ANALYSIS / Obama trying carrot, not stick, on Netanyahu
Netanyahu got off easy in Washington: He left strengthened by Obama and without having to make any real concessions.
From the White House's perspective, Prime Minister Benjamin Netanyahu is in a constant state of vacillation, evading any decision that could get him into political trouble.
United States President Barack Obama is striving to put an end to Netanyahu's hesitations and push him to make the historic decision to withdraw from the occupied territories and establish a Palestinian state in place of the settlements.
Such a breakthrough is expected to shift the balance of powers in the Middle East and put the U.S. and its president on the Arab world's good side. But Netanyahu is not budging from his secure seat on the fence.
During the two leaders first years in office, Obama tried to push Netanyahu off the fence using sticks: His administration denied Netnayahu joint photo-ops with the U.S. president as well as other honors and extorted interim concessions, such as accepting a two-state solution, a ten-month settlement freeze, a silent cessation of construction in East Jerusalem and an ease on the Gaza blockade.
Netanyahu accepted the dictates, but the strategic policies have not changed and a Palestinian state is still a distant dream. Netanyahu has also succeeded in surviving politically, maintaining a right-wing coalition despite the pressures from Washington.
However, Obama is changing his tactics. Instead of punishing Netanyahu with sticks, he is trying to entice him with carrots: Netanyahu might make an effort to taste the carrot and finally fall off the fence.
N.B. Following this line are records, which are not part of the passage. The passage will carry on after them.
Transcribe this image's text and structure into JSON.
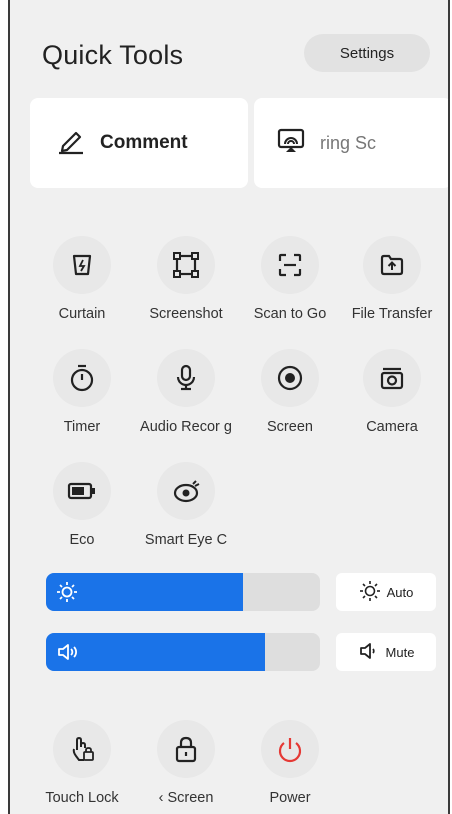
{
  "header": {
    "title": "Quick Tools",
    "settings_label": "Settings"
  },
  "cards": {
    "comment_label": "Comment",
    "share_label": "ring Sc"
  },
  "tools": [
    {
      "label": "Curtain",
      "icon": "curtain-icon"
    },
    {
      "label": "Screenshot",
      "icon": "screenshot-icon"
    },
    {
      "label": "Scan to Go",
      "icon": "scan-icon"
    },
    {
      "label": "File Transfer",
      "icon": "file-transfer-icon"
    },
    {
      "label": "Timer",
      "icon": "timer-icon"
    },
    {
      "label": "Audio Recor g",
      "icon": "microphone-icon"
    },
    {
      "label": "Screen",
      "icon": "screen-record-icon"
    },
    {
      "label": "Camera",
      "icon": "camera-icon"
    },
    {
      "label": "Eco",
      "icon": "battery-icon"
    },
    {
      "label": "Smart Eye C",
      "icon": "eye-icon"
    }
  ],
  "brightness": {
    "level": 0.72,
    "auto_label": "Auto"
  },
  "volume": {
    "level": 0.8,
    "mute_label": "Mute"
  },
  "bottom": [
    {
      "label": "Touch Lock",
      "icon": "touch-lock-icon"
    },
    {
      "label": "‹ Screen",
      "icon": "lock-icon"
    },
    {
      "label": "Power",
      "icon": "power-icon"
    }
  ],
  "colors": {
    "accent": "#1a73e8",
    "power": "#e53935",
    "panel_bg": "#f0f0f0"
  }
}
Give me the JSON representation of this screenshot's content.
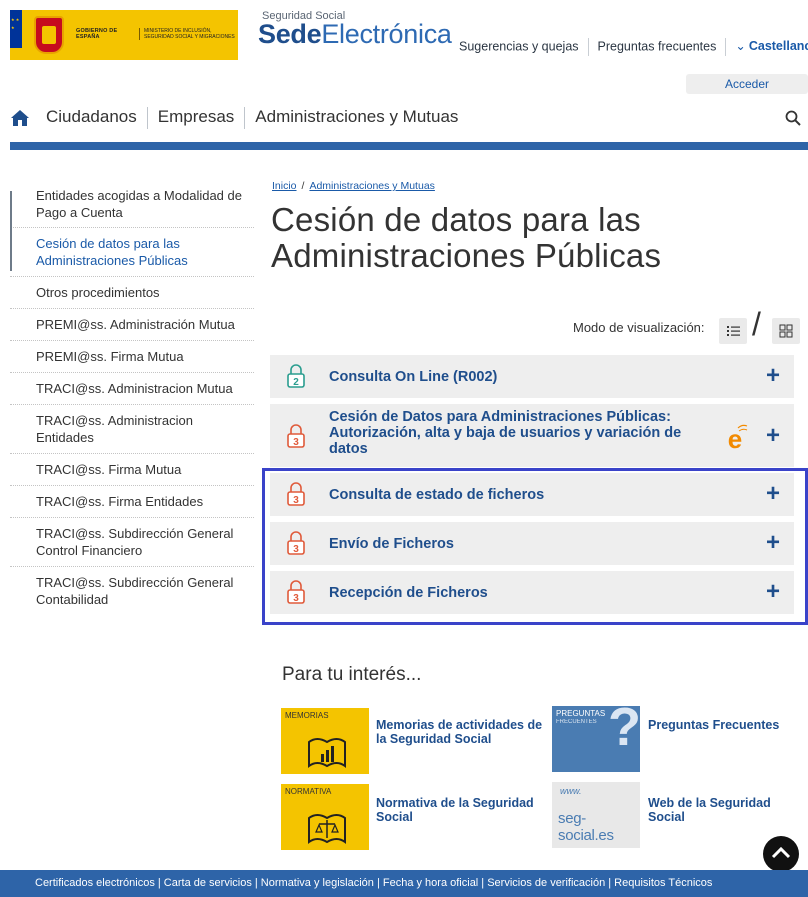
{
  "header": {
    "gov_line1": "GOBIERNO DE ESPAÑA",
    "gov_line2": "MINISTERIO DE INCLUSIÓN, SEGURIDAD SOCIAL Y MIGRACIONES",
    "site_small": "Seguridad Social",
    "site_bold": "Sede",
    "site_thin": "Electrónica",
    "links": [
      "Sugerencias y quejas",
      "Preguntas frecuentes"
    ],
    "language": "Castellano",
    "login": "Acceder"
  },
  "nav": {
    "items": [
      "Ciudadanos",
      "Empresas",
      "Administraciones y Mutuas"
    ]
  },
  "sidebar": {
    "items": [
      {
        "label": "Entidades acogidas a Modalidad de Pago a Cuenta"
      },
      {
        "label": "Cesión de datos para las Administraciones Públicas"
      },
      {
        "label": "Otros procedimientos"
      },
      {
        "label": "PREMI@ss. Administración Mutua"
      },
      {
        "label": "PREMI@ss. Firma Mutua"
      },
      {
        "label": "TRACI@ss. Administracion Mutua"
      },
      {
        "label": "TRACI@ss. Administracion Entidades"
      },
      {
        "label": "TRACI@ss. Firma Mutua"
      },
      {
        "label": "TRACI@ss. Firma Entidades"
      },
      {
        "label": "TRACI@ss. Subdirección General Control Financiero"
      },
      {
        "label": "TRACI@ss. Subdirección General Contabilidad"
      }
    ]
  },
  "breadcrumb": {
    "home": "Inicio",
    "section": "Administraciones y Mutuas"
  },
  "page": {
    "title": "Cesión de datos para las Administraciones Públicas"
  },
  "view": {
    "label": "Modo de visualización:"
  },
  "procedures": [
    {
      "label": "Consulta On Line (R002)",
      "level": "2"
    },
    {
      "label": "Cesión de Datos para Administraciones Públicas: Autorización, alta y baja de usuarios y variación de datos",
      "level": "3"
    },
    {
      "label": "Consulta de estado de ficheros",
      "level": "3"
    },
    {
      "label": "Envío de Ficheros",
      "level": "3"
    },
    {
      "label": "Recepción de Ficheros",
      "level": "3"
    }
  ],
  "interest": {
    "title": "Para tu interés...",
    "tiles": [
      {
        "tag": "MEMORIAS",
        "text": "Memorias de actividades de la Seguridad Social"
      },
      {
        "tag": "PREGUNTAS",
        "tag2": "FRECUENTES",
        "text": "Preguntas Frecuentes"
      },
      {
        "tag": "NORMATIVA",
        "text": "Normativa de la Seguridad Social"
      },
      {
        "tag": "seg-social.es",
        "text": "Web de la Seguridad Social"
      }
    ]
  },
  "footer": {
    "text": "Certificados electrónicos | Carta de servicios | Normativa y legislación | Fecha y hora oficial | Servicios de verificación | Requisitos Técnicos"
  },
  "colors": {
    "brand_blue": "#2e64a8",
    "link_blue": "#1f4e8c",
    "gov_yellow": "#f4c400",
    "highlight": "#3a43c9"
  }
}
Even if a Palestinian state and a peace agreement don’t come from it, and the Arab world shrugs its shoulders, Obama will at least garner support from Israel sympathizers in Congress and the U.S. Jewish community ahead of the midterm elections in November.
This sets the background for the sudden display of affection for Netanyahu at the White House on Tuesday.
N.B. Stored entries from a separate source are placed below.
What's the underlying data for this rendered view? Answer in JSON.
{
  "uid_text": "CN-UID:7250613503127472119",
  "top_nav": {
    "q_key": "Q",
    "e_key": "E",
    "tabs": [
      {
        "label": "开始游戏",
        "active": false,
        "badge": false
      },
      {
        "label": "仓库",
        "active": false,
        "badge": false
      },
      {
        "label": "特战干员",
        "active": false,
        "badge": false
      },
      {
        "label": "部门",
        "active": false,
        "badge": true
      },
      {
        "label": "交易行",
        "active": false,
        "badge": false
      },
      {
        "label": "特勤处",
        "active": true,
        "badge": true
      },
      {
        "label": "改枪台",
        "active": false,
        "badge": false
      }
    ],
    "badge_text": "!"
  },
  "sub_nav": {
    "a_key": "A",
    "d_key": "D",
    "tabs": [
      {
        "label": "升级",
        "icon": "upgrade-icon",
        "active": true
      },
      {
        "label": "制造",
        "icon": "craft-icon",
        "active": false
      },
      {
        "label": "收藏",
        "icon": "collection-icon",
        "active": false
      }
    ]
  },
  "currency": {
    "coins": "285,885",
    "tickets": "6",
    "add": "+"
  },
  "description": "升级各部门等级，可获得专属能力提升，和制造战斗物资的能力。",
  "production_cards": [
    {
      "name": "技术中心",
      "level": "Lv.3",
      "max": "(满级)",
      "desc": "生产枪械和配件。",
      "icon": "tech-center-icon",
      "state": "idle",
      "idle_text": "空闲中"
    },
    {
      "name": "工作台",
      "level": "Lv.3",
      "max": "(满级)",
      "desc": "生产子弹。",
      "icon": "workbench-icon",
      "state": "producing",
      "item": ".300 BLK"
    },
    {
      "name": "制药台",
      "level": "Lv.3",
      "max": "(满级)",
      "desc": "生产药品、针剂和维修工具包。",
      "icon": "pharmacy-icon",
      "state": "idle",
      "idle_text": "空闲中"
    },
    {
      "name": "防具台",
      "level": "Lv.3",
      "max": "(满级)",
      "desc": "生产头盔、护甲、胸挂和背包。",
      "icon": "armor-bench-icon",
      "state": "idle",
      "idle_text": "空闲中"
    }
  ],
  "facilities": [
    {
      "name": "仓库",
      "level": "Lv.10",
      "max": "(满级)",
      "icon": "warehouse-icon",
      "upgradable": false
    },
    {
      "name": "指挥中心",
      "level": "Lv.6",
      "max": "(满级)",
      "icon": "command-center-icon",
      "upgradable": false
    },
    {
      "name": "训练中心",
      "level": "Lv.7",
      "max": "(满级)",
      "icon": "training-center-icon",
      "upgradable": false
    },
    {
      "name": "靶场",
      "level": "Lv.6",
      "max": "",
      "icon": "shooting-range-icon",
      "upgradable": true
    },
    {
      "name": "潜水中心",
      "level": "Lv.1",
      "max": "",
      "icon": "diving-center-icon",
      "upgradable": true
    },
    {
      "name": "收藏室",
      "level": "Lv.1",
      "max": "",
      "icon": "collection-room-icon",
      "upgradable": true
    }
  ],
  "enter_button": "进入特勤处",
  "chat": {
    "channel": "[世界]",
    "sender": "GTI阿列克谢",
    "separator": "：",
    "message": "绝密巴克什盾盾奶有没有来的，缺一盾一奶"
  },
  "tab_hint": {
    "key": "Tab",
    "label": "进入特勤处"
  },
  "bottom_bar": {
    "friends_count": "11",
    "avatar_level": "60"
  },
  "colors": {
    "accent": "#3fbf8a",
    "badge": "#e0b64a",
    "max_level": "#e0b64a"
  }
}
After a year of dribs and drabs and briefings over the lack of chemistry between the two leaders - the fact that Obama can't stand Netanyahu and does not believe him - we suddenly heard praises like he had an "excellent conversation" with his Israeli counterpart, and public statements saying: I believe that Netanyahu wants, and is willing to take risks for peace.
That is exactly how former U.S. President Bill Clinton spoke of Prime Minister Yitzhak Rabin and President Bush of Prime Minister Ariel Sharon.
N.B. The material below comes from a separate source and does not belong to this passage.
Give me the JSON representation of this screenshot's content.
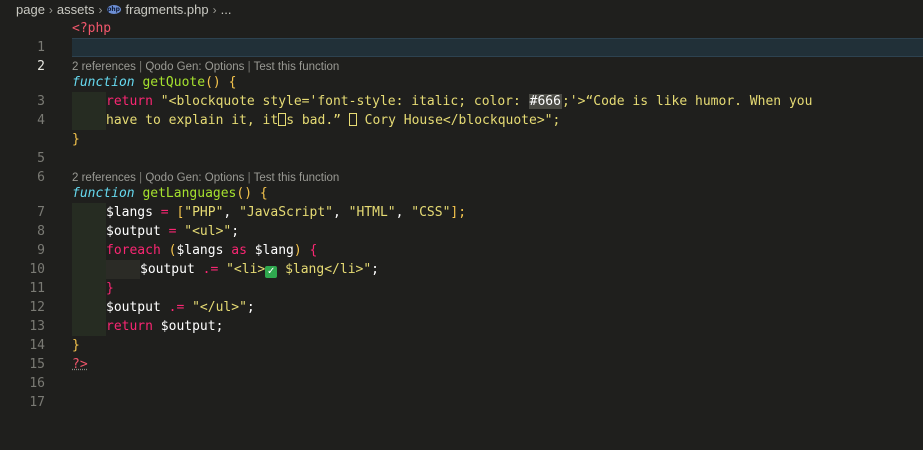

Obama did not settle for the personal, friendly gestures or Michelle's meeting with Sara, but also added messages that are music to Israeli's ears: A call for direct talks with the Palestinians "before September," and a public promise that efforts for weapons control and decommissioning nuclear weapons "will not harm Israel's security."
Netanyahu, in exchange, spoke of peace, but evaded publicly supporting a Palestinian state, warned that a withdrawal from the West Bank could culminate with rockets landing in central Israel, and urged Obama to strengthen the sanctions against Iran.
For Netanyahu this was a huge victory. His claim that he can stand against U.S. pressure, making only tactical concessions, has proven true. He leveraged internal U.S. politics in his favor, without weakening the right-wing coalition in Jerusalem.
Netanyahu got off easy, without having to make any announcements that would anger Benny Begin, Moshe Ya'alon and the Yesha council. Meanwhile, Obama is strengthening him from the left.
The presidential embrace will make it difficult for the Labor Party to resign from the government now, using the excuse that Netanyahu is not doing enough to promote peace.
If Obama believes him, what will Welfare Minister Isaac Herzog say?
But Netanyahu should remember that his achievement is fine for the hour, and the American approach could revert back from carrots to sticks, especially if the pleasant chatter amounts to nothing, and Obama once again feels he needs political gains in the Middle East.